The SQLite cache holds raw source data — every comment body, every attachment blob, every assignee email. It is not encrypted at rest. If you’re handling a regulated data set, run the migration on an encrypted volume and delete the cache file once apply has succeeded. The cache does not contain credentials.
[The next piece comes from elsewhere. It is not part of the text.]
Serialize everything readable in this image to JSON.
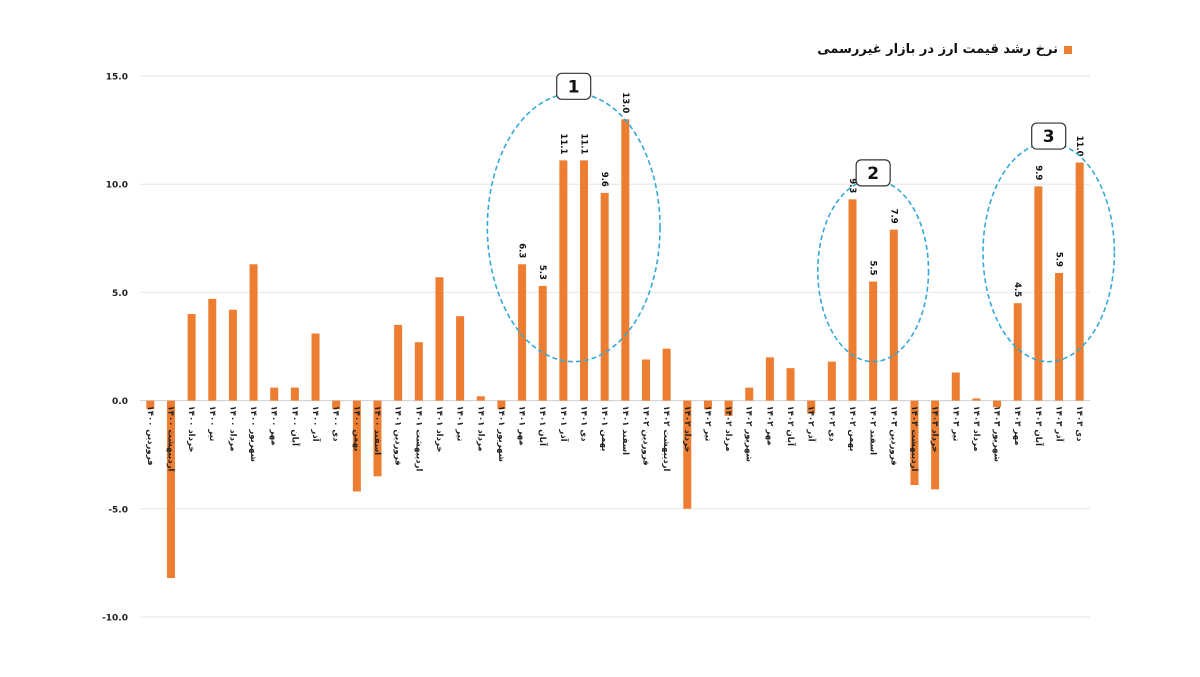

Tokens stay in the config file or environment, never in the SQLite file.

Verifying you’re set up

Before kicking off a real collect, prove your credentials work with a read-only call:
# Jira — should print your accessible projects
ekso migrate jira list-projects --config migration.config.json --tenant acme

# Linear — should print your teams
ekso migrate linear list-teams --config migration.config.json --tenant acme

# Azure DevOps — should print your projects
ekso migrate devops list-projects --config migration.config.json --tenant acme

# Zendesk — should print your orgs (or empty if your instance is flat)
ekso migrate zendesk list-orgs --config migration.config.json --tenant acme

# Gemini — should print your projects
ekso migrate gemini list-projects --config migration.config.json --tenant acme
If any of those fail with an auth error (exit code 3), fix the credentials before continuing. If they work, you’re ready for collect.